The Monster Next to Me #13 — All About the Cock

December 24th, 2012

 

This is how you choose to end your show?

Impressions:

Hey! Whaddya know? My prediction was dead on. The show didn’t end in any way, it simply stopped. Hell, Haru barely even showed up this episode. And wait for this one. The last scene before the ED; feelings on the stairway. Good god. If you’re going to pretend like the characters, their relationships, and their emotions are the center of the show, then at least try to do something with them instead of a fat lot of nothing and then the same damn scene you’ve already used at least 6 times prior.

But this time, with snow!

 

Final Thoughts:

Yet another romance that failed to go anywhere or do a damned thing. The comedy was decent enough at the start, but unfortunately, that too faded just about as quickly as the progression did. While it seemed to move right along at the start, that ground to a halt around episode 3 so everyone could fuss around not doing a damn thing but talk about how maybe now wasn’t the best time to address their teenage hormones.That didn’t stop them from having stairway confessionals every other episode though, which were all the more awkward because, again, nobody was actually doing anything. If you’re going to be having your characters constantly musing about and confessing their feelings, you best be giving an actual impetus for it. Deciding to mope and then deciding "Maybe I’ve moped enough for this week," is not an impetus.

Compound that further with a whole bunch of poorly developed side characters whose existence was only defined by their love for the main character(s). They were certainly given enough screentime, but that’s not the same as focus or development. The metric being "Would the show have changed without them in it," and even for Natsume, the answer is a "Not really." Like practically everything else past episode 3, most of the time they were just background noise about the magnificence of Haru and Shizu’s love even while those two hemmed and hawed in between their stairway speeches.

So basically, while it seemed at the start to be a bit better than the usual pack of girly romances about the wallflower meeting and catching the rebel bishie, it soon fell in line with them and became practically indistinguishable from a dozen other shows because the writers were too afraid to develop any character or relationship past where it was in episode 2 yet steadfastly made the characters and relationships the centerpiece of the show. Hoo-rah. Score one for conformity.

Posted in The Monster Next... | 5 Comments »

5 Shouts From the Peanut Gallery

  • Joe says:

    Man, I am disappointed, did not realize this was a 13-episode series (I did not check at the beginning)…this and Chu-2, was expecting them to be 26 episodes.

    Oh well…it remains that Honey & Clover is the best romance series in my book.

  • Totali says:

    Nacy called.
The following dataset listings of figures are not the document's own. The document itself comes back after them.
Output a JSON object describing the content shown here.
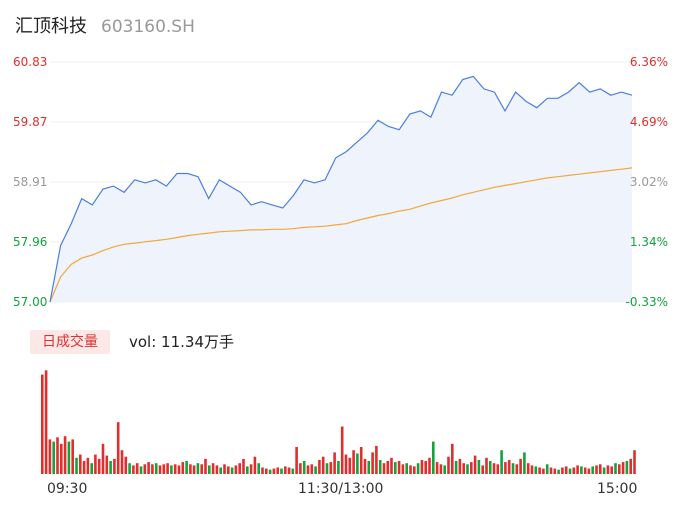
{
  "header": {
    "name": "汇顶科技",
    "code": "603160.SH"
  },
  "colors": {
    "up": "#e02e2e",
    "down": "#12a33d",
    "price_line": "#4a7fe0",
    "avg_line": "#f2a83a"
  },
  "volume_panel": {
    "tag": "日成交量",
    "text": "vol: 11.34万手"
  },
  "chart_data": [
    {
      "type": "line",
      "price_labels": [
        "60.83",
        "59.87",
        "58.91",
        "57.96",
        "57.00"
      ],
      "pct_labels": [
        "6.36%",
        "4.69%",
        "3.02%",
        "1.34%",
        "-0.33%"
      ],
      "ylim": [
        57.0,
        60.83
      ],
      "x_labels": [
        "09:30",
        "11:30/13:00",
        "15:00"
      ],
      "series": [
        {
          "values": [
            57.0,
            57.9,
            58.25,
            58.65,
            58.55,
            58.8,
            58.85,
            58.75,
            58.95,
            58.9,
            58.95,
            58.85,
            59.05,
            59.05,
            59.0,
            58.65,
            58.95,
            58.85,
            58.75,
            58.55,
            58.6,
            58.55,
            58.5,
            58.7,
            58.95,
            58.9,
            58.95,
            59.3,
            59.4,
            59.55,
            59.7,
            59.9,
            59.8,
            59.75,
            60.0,
            60.05,
            59.95,
            60.35,
            60.3,
            60.55,
            60.6,
            60.4,
            60.35,
            60.05,
            60.35,
            60.2,
            60.1,
            60.25,
            60.25,
            60.35,
            60.5,
            60.35,
            60.4,
            60.3,
            60.35,
            60.3
          ]
        },
        {
          "values": [
            57.0,
            57.4,
            57.6,
            57.7,
            57.75,
            57.82,
            57.88,
            57.92,
            57.94,
            57.96,
            57.98,
            58.0,
            58.03,
            58.06,
            58.08,
            58.1,
            58.12,
            58.13,
            58.14,
            58.15,
            58.15,
            58.16,
            58.16,
            58.17,
            58.19,
            58.2,
            58.21,
            58.23,
            58.25,
            58.3,
            58.34,
            58.38,
            58.41,
            58.45,
            58.48,
            58.53,
            58.58,
            58.62,
            58.66,
            58.71,
            58.75,
            58.79,
            58.83,
            58.86,
            58.89,
            58.92,
            58.95,
            58.98,
            59.0,
            59.02,
            59.04,
            59.06,
            59.08,
            59.1,
            59.12,
            59.14
          ]
        }
      ]
    },
    {
      "type": "bar",
      "values": [
        {
          "v": 0.92,
          "c": "up"
        },
        {
          "v": 0.96,
          "c": "up"
        },
        {
          "v": 0.32,
          "c": "up"
        },
        {
          "v": 0.3,
          "c": "down"
        },
        {
          "v": 0.34,
          "c": "up"
        },
        {
          "v": 0.28,
          "c": "up"
        },
        {
          "v": 0.35,
          "c": "up"
        },
        {
          "v": 0.3,
          "c": "down"
        },
        {
          "v": 0.32,
          "c": "up"
        },
        {
          "v": 0.15,
          "c": "down"
        },
        {
          "v": 0.18,
          "c": "up"
        },
        {
          "v": 0.12,
          "c": "up"
        },
        {
          "v": 0.15,
          "c": "up"
        },
        {
          "v": 0.1,
          "c": "down"
        },
        {
          "v": 0.18,
          "c": "up"
        },
        {
          "v": 0.14,
          "c": "up"
        },
        {
          "v": 0.28,
          "c": "up"
        },
        {
          "v": 0.17,
          "c": "up"
        },
        {
          "v": 0.12,
          "c": "down"
        },
        {
          "v": 0.14,
          "c": "up"
        },
        {
          "v": 0.48,
          "c": "up"
        },
        {
          "v": 0.22,
          "c": "up"
        },
        {
          "v": 0.16,
          "c": "up"
        },
        {
          "v": 0.1,
          "c": "down"
        },
        {
          "v": 0.08,
          "c": "up"
        },
        {
          "v": 0.1,
          "c": "up"
        },
        {
          "v": 0.07,
          "c": "down"
        },
        {
          "v": 0.09,
          "c": "up"
        },
        {
          "v": 0.11,
          "c": "up"
        },
        {
          "v": 0.09,
          "c": "up"
        },
        {
          "v": 0.1,
          "c": "down"
        },
        {
          "v": 0.08,
          "c": "up"
        },
        {
          "v": 0.09,
          "c": "up"
        },
        {
          "v": 0.1,
          "c": "up"
        },
        {
          "v": 0.08,
          "c": "down"
        },
        {
          "v": 0.09,
          "c": "up"
        },
        {
          "v": 0.08,
          "c": "up"
        },
        {
          "v": 0.11,
          "c": "up"
        },
        {
          "v": 0.12,
          "c": "down"
        },
        {
          "v": 0.09,
          "c": "up"
        },
        {
          "v": 0.08,
          "c": "up"
        },
        {
          "v": 0.1,
          "c": "down"
        },
        {
          "v": 0.09,
          "c": "up"
        },
        {
          "v": 0.14,
          "c": "up"
        },
        {
          "v": 0.08,
          "c": "down"
        },
        {
          "v": 0.1,
          "c": "up"
        },
        {
          "v": 0.08,
          "c": "up"
        },
        {
          "v": 0.06,
          "c": "down"
        },
        {
          "v": 0.09,
          "c": "up"
        },
        {
          "v": 0.07,
          "c": "up"
        },
        {
          "v": 0.06,
          "c": "down"
        },
        {
          "v": 0.08,
          "c": "up"
        },
        {
          "v": 0.1,
          "c": "up"
        },
        {
          "v": 0.14,
          "c": "up"
        },
        {
          "v": 0.07,
          "c": "down"
        },
        {
          "v": 0.09,
          "c": "up"
        },
        {
          "v": 0.16,
          "c": "up"
        },
        {
          "v": 0.1,
          "c": "down"
        },
        {
          "v": 0.06,
          "c": "up"
        },
        {
          "v": 0.05,
          "c": "up"
        },
        {
          "v": 0.04,
          "c": "down"
        },
        {
          "v": 0.05,
          "c": "up"
        },
        {
          "v": 0.06,
          "c": "up"
        },
        {
          "v": 0.05,
          "c": "down"
        },
        {
          "v": 0.07,
          "c": "up"
        },
        {
          "v": 0.06,
          "c": "up"
        },
        {
          "v": 0.05,
          "c": "down"
        },
        {
          "v": 0.25,
          "c": "up"
        },
        {
          "v": 0.1,
          "c": "up"
        },
        {
          "v": 0.12,
          "c": "down"
        },
        {
          "v": 0.08,
          "c": "up"
        },
        {
          "v": 0.09,
          "c": "up"
        },
        {
          "v": 0.07,
          "c": "down"
        },
        {
          "v": 0.13,
          "c": "up"
        },
        {
          "v": 0.16,
          "c": "up"
        },
        {
          "v": 0.1,
          "c": "down"
        },
        {
          "v": 0.11,
          "c": "up"
        },
        {
          "v": 0.2,
          "c": "up"
        },
        {
          "v": 0.12,
          "c": "down"
        },
        {
          "v": 0.44,
          "c": "up"
        },
        {
          "v": 0.18,
          "c": "up"
        },
        {
          "v": 0.15,
          "c": "up"
        },
        {
          "v": 0.22,
          "c": "up"
        },
        {
          "v": 0.19,
          "c": "down"
        },
        {
          "v": 0.25,
          "c": "up"
        },
        {
          "v": 0.14,
          "c": "up"
        },
        {
          "v": 0.12,
          "c": "down"
        },
        {
          "v": 0.2,
          "c": "up"
        },
        {
          "v": 0.26,
          "c": "up"
        },
        {
          "v": 0.13,
          "c": "down"
        },
        {
          "v": 0.1,
          "c": "up"
        },
        {
          "v": 0.12,
          "c": "up"
        },
        {
          "v": 0.15,
          "c": "up"
        },
        {
          "v": 0.11,
          "c": "down"
        },
        {
          "v": 0.12,
          "c": "up"
        },
        {
          "v": 0.09,
          "c": "up"
        },
        {
          "v": 0.1,
          "c": "down"
        },
        {
          "v": 0.08,
          "c": "up"
        },
        {
          "v": 0.07,
          "c": "up"
        },
        {
          "v": 0.1,
          "c": "down"
        },
        {
          "v": 0.13,
          "c": "up"
        },
        {
          "v": 0.12,
          "c": "up"
        },
        {
          "v": 0.15,
          "c": "up"
        },
        {
          "v": 0.3,
          "c": "down"
        },
        {
          "v": 0.11,
          "c": "up"
        },
        {
          "v": 0.09,
          "c": "up"
        },
        {
          "v": 0.08,
          "c": "down"
        },
        {
          "v": 0.16,
          "c": "up"
        },
        {
          "v": 0.28,
          "c": "up"
        },
        {
          "v": 0.12,
          "c": "down"
        },
        {
          "v": 0.14,
          "c": "up"
        },
        {
          "v": 0.1,
          "c": "up"
        },
        {
          "v": 0.09,
          "c": "down"
        },
        {
          "v": 0.11,
          "c": "up"
        },
        {
          "v": 0.17,
          "c": "up"
        },
        {
          "v": 0.13,
          "c": "down"
        },
        {
          "v": 0.08,
          "c": "up"
        },
        {
          "v": 0.15,
          "c": "up"
        },
        {
          "v": 0.12,
          "c": "down"
        },
        {
          "v": 0.1,
          "c": "up"
        },
        {
          "v": 0.09,
          "c": "up"
        },
        {
          "v": 0.22,
          "c": "down"
        },
        {
          "v": 0.11,
          "c": "up"
        },
        {
          "v": 0.13,
          "c": "up"
        },
        {
          "v": 0.1,
          "c": "down"
        },
        {
          "v": 0.09,
          "c": "up"
        },
        {
          "v": 0.14,
          "c": "up"
        },
        {
          "v": 0.2,
          "c": "down"
        },
        {
          "v": 0.1,
          "c": "up"
        },
        {
          "v": 0.08,
          "c": "up"
        },
        {
          "v": 0.07,
          "c": "down"
        },
        {
          "v": 0.06,
          "c": "up"
        },
        {
          "v": 0.05,
          "c": "up"
        },
        {
          "v": 0.09,
          "c": "down"
        },
        {
          "v": 0.06,
          "c": "up"
        },
        {
          "v": 0.05,
          "c": "up"
        },
        {
          "v": 0.04,
          "c": "down"
        },
        {
          "v": 0.06,
          "c": "up"
        },
        {
          "v": 0.07,
          "c": "up"
        },
        {
          "v": 0.05,
          "c": "down"
        },
        {
          "v": 0.06,
          "c": "up"
        },
        {
          "v": 0.08,
          "c": "up"
        },
        {
          "v": 0.07,
          "c": "down"
        },
        {
          "v": 0.06,
          "c": "up"
        },
        {
          "v": 0.05,
          "c": "up"
        },
        {
          "v": 0.07,
          "c": "down"
        },
        {
          "v": 0.08,
          "c": "up"
        },
        {
          "v": 0.09,
          "c": "up"
        },
        {
          "v": 0.06,
          "c": "down"
        },
        {
          "v": 0.08,
          "c": "up"
        },
        {
          "v": 0.07,
          "c": "up"
        },
        {
          "v": 0.1,
          "c": "down"
        },
        {
          "v": 0.09,
          "c": "up"
        },
        {
          "v": 0.11,
          "c": "up"
        },
        {
          "v": 0.12,
          "c": "down"
        },
        {
          "v": 0.14,
          "c": "up"
        },
        {
          "v": 0.22,
          "c": "up"
        }
      ]
    }
  ]
}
She wants her negative back!

  • Jack Flood says:

    kiss me goodbye pushing out before i sleep
    can’t you see i try swimming the same deep
    water as you is hard “the shallow drowned lose
    less than we” you breathe the strangest twist
    upon your lips “and we shall be together…”

  • algorithm says:

    Merry christmas, you don’t have to suffer this shit anymore.

  • jingoi says:

    Another disaster avoided thanks to Aroduc’s blog. Happy Holidays!